O delegado de polícia Fábio Peró, ousando criticar a Secretaria de Segurança Pública (Sejusp-MS), mas falando a verdade, declarou, recentemente, que as 1.153 fugas de presídios estaduais, só em Campo Grande, ajudam a explicar o aumento assustador dos roubos em Mato Grosso do Sul. Só em novembro de 2014, foram 85 fugas.

A essa lamentável situação deve ser adicionada a enorme quantidade de celulares que entram nos presídios deste Estado, de onde os presos, com inacreditável frequência, passaram a ordenar roubos, assassinatos e outros crimes graves. A Sejusp-MS, em vez de acabar com a entrada desses aparelhos, vem surpreendendo a população com bloqueios de sinais. Essa medida, além de representar uma confissão de incompetência na proibição de entrada, termina atingindo todos os usuários das proximidades dos presídios. O correto não é bloquear, mas não deixar entrar celular.

Em operações policiais a cargo da polícia federal ou da estadual, grande parte das prisões é feita dentro dos presídios. As cadeias viraram escritório da criminalidade.
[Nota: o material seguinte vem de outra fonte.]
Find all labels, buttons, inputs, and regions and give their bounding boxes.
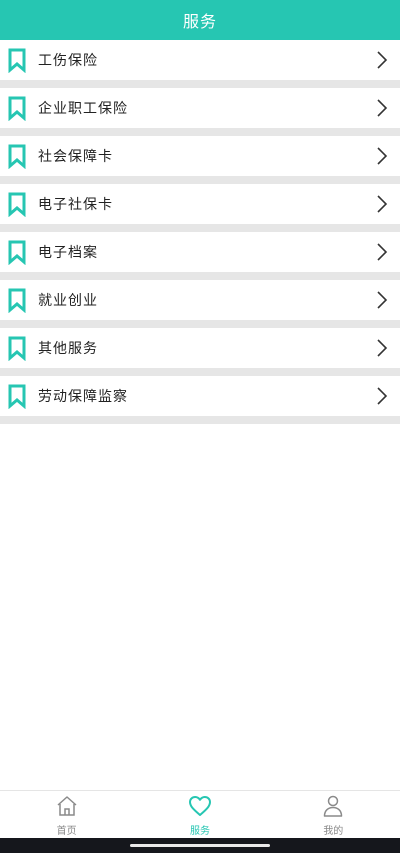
chevron-right-icon <box>377 195 388 213</box>
list-item[interactable]: 企业职工保险 <box>0 88 400 136</box>
chevron-right-icon <box>377 51 388 69</box>
chevron-right-icon <box>377 387 388 405</box>
list-item[interactable]: 劳动保障监察 <box>0 376 400 424</box>
list-item[interactable]: 电子档案 <box>0 232 400 280</box>
tab-mine-label: 我的 <box>323 826 344 837</box>
list-item[interactable]: 其他服务 <box>0 328 400 376</box>
page-title: 服务 <box>182 12 217 31</box>
list-item[interactable]: 工伤保险 <box>0 40 400 88</box>
bookmark-icon <box>8 336 26 361</box>
chevron-right-icon <box>377 243 388 261</box>
tab-home[interactable]: 首页 <box>0 791 133 838</box>
bookmark-icon <box>8 144 26 169</box>
list-item-label: 劳动保障监察 <box>38 389 128 405</box>
list-item[interactable]: 社会保障卡 <box>0 136 400 184</box>
bookmark-icon <box>8 384 26 409</box>
user-icon <box>324 795 343 817</box>
tab-home-label: 首页 <box>56 826 77 837</box>
tab-service[interactable]: 服务 <box>133 791 266 838</box>
chevron-right-icon <box>377 147 388 165</box>
list-item[interactable]: 电子社保卡 <box>0 184 400 232</box>
list-item-label: 企业职工保险 <box>38 101 128 117</box>
bookmark-icon <box>8 288 26 313</box>
list-item-label: 就业创业 <box>38 293 98 309</box>
list-item-label: 电子社保卡 <box>38 197 113 213</box>
heart-icon <box>188 796 211 816</box>
home-indicator-bar <box>0 838 400 853</box>
service-list: 工伤保险 企业职工保险 社会保障卡 电子社保卡 电子档案 就业创业 其他服务 劳… <box>0 40 400 424</box>
home-indicator[interactable] <box>130 844 270 847</box>
bookmark-icon <box>8 240 26 265</box>
list-item-label: 社会保障卡 <box>38 149 113 165</box>
bookmark-icon <box>8 192 26 217</box>
chevron-right-icon <box>377 99 388 117</box>
bookmark-icon <box>8 48 26 73</box>
list-item-label: 其他服务 <box>38 341 98 357</box>
page-header: 服务 <box>0 0 400 40</box>
home-icon <box>57 796 77 816</box>
chevron-right-icon <box>377 291 388 309</box>
bookmark-icon <box>8 96 26 121</box>
chevron-right-icon <box>377 339 388 357</box>
tab-service-label: 服务 <box>189 826 210 837</box>
list-item-label: 工伤保险 <box>38 53 98 69</box>
list-item[interactable]: 就业创业 <box>0 280 400 328</box>
tab-mine[interactable]: 我的 <box>267 791 400 838</box>
list-item-label: 电子档案 <box>38 245 98 261</box>
bottom-tab-bar: 首页 服务 我的 <box>0 790 400 838</box>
Isto não significa qualquer desídia por parte dos policiais, mas o descaso com que a Sejusp-MS passou a tratar a sociedade: como mero detalhe. Em 2014, até 30 de novembro, foram mais de 500 assassinatos. Nos últimos anos, o Estado passou a girar num constante cenário de criminalidade. E olhe que Mato Grosso do Sul é um dos menores estados em população, ocupando o 21º lugar.

O Brasil é o dono de 6% da população carcerária mundial e responde por 60% do total de presos da América do Sul. Mato Grosso do Sul contabiliza a vergonha de um preso para cada 246 habitantes.

Na área das drogas, nosso Estado é o que mais envergonha, sendo um preso para cada grupo de 572 pessoas. Aqui, os presos por drogas correspondem a 43% de sua população carcerária, enquanto a média nacional equivale a 27%. Essa legião de presos, entre os quais não há graúdos, não representa grande atuação da Sejusp. Significa, sim, que o tráfico de drogas tomou conta do Estado, cujos policiais, civis e militares, afogados no sucateamento das duas instituições, não conseguem fazer o que gostariam. São, pois, heróis.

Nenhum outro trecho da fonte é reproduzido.